Well, I was blind-sided.
In my gentle naiveté, I just took it for granted that anyone who 'got' The Smiths, and in particular appreciated this song as an example of Morrisey and Marr at the top of their game wouldn’t be capable of such arrogant, howling horseshit.
Which lead me to some thoughts about Johnny Marr and his pilloried post-Smiths career.
Even by the point of “Stop me…” Morrissey and Marr were still not functioning in the manner of a traditional song writing duo. They never did. Johnny was still sending guitar lines of verses and choruses over which Morrissey would sing his own vocal melodies with lyrics he had been working with, often before hearing any particular music. Sometimes it was the other way around, with Morrissey's lyrics inspiring Johnny's increasingly virtuoso multi-tasking. An early and particularly bewildering example is “How Soon Is Now”. This song would have been, purely technically speaking, a slightly simpler affair these days. But this was a world of pre-MIDI effects and click track software, so the song's syncopated juddering tremolo guitar and drum rhythm was spliced together from multiple takes. Johnny used at least one Boss Tremelo Panning pedal running through several amps. With this pedal, you set the rate of the tremolo effect, and the waveform (in this case a square wave) and depth (in this case as low as possible), hit the guitar and out comes the magickal "judder-du-du-du-du-du-du...." that throws your heart around the room. You try to strum along in the same timing and this can be done with practice, but you must change chords at the right time; that is, to the rhythm of the device, ignoring any natural rhythm you are building up. You can’t listen to yourself. You listen to the pedal’s output, and as an analogue device, the Boss Tremelo/Panning pedal itself goes out of time; it is not a stable mechanism. Mike Joyce, poor sod, had to play along to this and stay completely in sync not with Johnny but with the pedal. Thus, after about 20 or so seconds, they would understandably lose the syncopation and do more takes. Eventually they pretty much got all the parts they needed down on tape. Johnny painstakingly spliced these together, adding countless guitar overlays and effects (I've counted at least seven). Andy Rourke overlaid bass, then they asked Morrissey in to sing. Morrissey was rarely in the studio. He would rarely do more than one vocal take.
The point of this rather technical anecdote is not specifically to demonstrate Marr's genius, though it indeed does. The point lies in the punch line, which I learned from Simon Reynolds' illuminating and importantly revised 2nd edition of 'Songs That Saved Your Life'.

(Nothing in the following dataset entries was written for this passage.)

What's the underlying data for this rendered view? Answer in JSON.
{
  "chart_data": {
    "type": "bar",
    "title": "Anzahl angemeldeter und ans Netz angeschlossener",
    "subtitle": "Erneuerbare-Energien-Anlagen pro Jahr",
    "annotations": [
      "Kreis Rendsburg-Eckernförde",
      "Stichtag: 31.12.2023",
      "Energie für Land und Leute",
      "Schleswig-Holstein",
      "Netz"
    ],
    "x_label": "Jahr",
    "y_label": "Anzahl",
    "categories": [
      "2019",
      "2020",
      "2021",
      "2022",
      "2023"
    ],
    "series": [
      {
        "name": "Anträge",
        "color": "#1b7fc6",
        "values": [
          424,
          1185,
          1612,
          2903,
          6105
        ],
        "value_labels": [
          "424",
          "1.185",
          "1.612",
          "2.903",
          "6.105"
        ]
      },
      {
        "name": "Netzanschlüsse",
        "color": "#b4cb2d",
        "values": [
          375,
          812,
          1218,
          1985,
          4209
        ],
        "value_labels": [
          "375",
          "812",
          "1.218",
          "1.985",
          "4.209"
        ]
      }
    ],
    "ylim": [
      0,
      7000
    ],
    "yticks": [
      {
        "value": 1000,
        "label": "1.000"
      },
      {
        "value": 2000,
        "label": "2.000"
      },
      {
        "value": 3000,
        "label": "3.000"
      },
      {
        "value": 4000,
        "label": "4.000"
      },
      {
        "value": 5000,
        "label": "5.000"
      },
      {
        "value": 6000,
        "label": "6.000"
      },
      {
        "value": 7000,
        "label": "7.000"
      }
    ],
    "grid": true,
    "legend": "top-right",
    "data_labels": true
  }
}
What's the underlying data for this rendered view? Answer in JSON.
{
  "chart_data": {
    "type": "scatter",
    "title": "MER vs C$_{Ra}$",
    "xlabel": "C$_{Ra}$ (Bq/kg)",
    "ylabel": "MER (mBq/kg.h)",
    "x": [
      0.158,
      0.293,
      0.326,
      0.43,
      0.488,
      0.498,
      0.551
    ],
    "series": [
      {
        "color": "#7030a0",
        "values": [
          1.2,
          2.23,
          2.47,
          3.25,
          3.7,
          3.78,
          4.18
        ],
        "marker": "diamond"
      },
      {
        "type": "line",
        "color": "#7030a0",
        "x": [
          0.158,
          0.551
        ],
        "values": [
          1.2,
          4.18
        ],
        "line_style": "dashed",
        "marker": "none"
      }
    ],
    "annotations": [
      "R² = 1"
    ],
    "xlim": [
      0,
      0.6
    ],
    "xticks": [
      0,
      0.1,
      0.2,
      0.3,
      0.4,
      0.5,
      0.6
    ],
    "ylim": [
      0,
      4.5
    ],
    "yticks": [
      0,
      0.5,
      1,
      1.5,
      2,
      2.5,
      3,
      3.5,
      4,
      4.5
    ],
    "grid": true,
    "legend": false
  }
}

Halfway through this particular session Johnny got a phone call from the van hire company they had been using for their recent shows. They wanted their van back. Now. Johnny drove it back, (for some reason I think it was to Rotherham), then returned to Manchester by coach or train and continued recording. This was completely normal. Marr is and always was a Stoic. Marr managed the band at this point, because Morrissey's instant, arbitrary dismissal of numerous contenders made it impossible to hire a professional. He would express his displeasure not in words but by sulking off, simply disappearing, incommunicado, for days at a time.
People wonder why Johnny never did much of note after the Smiths, whilst Morrissey created some great work, with Steven Street, Vinni Reilly, and especially, since 1992, his Rockabilly gang of Boz Boorer, Alain Whyte et al, who co-wrote the crowning achievement of his post-Smiths career, 'Vauxhall & I'. I say this to these people: Marr wrote nearly 100 songs before he was 24 years of age. He wrote countless masterpieces before he was 21. He ran the band. He managed the band. Morrissey did nothing at all but be Morrissey. We love him; that's what he does. But Johnny Marr did what Johnny Marr did, and what many people fail to consider is that doing Johnny Marr meant managing Morrissey. His work is done. Give the man a break.